Ang Tien was struck by the question because it was so unnecessary. He wondered for a moment whether Bo Halsey was taunting him. It was obvious what the men were carrying.
At last Ang said, “They’re like carrying cash.”
“Is there any other footage of them later that night?”
“No, just as there’s no footage of them before this scene. The sensors in Richardson’s office were turned off like about five minutes before he was killed. But not in the bedroom, like whoever turned it off in the office didn’t, you know, do it in the bedroom. The surveillance system is in zones, and the service can be turned off with a password in a keypad, but there were like different keypads in that house.”

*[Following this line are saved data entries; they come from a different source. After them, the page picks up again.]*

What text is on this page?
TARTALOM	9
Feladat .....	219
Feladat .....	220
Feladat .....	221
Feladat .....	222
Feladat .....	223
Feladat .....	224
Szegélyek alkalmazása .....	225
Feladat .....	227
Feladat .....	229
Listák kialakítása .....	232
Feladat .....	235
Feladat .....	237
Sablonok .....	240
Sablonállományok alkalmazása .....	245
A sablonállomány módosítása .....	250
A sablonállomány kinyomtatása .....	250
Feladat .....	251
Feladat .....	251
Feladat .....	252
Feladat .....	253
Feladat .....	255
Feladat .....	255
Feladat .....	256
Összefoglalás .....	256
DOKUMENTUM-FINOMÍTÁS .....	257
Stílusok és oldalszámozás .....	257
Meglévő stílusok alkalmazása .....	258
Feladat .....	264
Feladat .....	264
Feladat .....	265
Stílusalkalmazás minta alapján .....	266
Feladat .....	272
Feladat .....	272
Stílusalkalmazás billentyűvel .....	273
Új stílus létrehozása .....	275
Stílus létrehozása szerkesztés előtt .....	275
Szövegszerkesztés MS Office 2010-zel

Halsey had Ang replay the scene. At the start of the sequence, Cohen and Cerullo were repeatedly glancing toward the ceilings, searching for telltale camera eyes. Bo Halsey was disturbed by the scene, but not surprised. Years earlier, when he was a narcotics detective in Manhattan, Cerullo and Cohen had risen quickly through the ranks and become detectives. Neither of them worked for or directly with Halsey, but the word on the job was that they were rogues, executing search warrants for drugs and cash in targeted apartments and entering on the inventories only half the cash and drugs. They kept the rest. Halsey was already working for the Suffolk County Police when first Cerullo and then, a year later, Cohen joined the department. They came from politically connected families in Suffolk County. They now reported directly to Bo Halsey, and the three of them were the ranking homicide detectives in the county. They annoyed him, he thought they were jerks, and he no longer tried to conceal his contempt for them.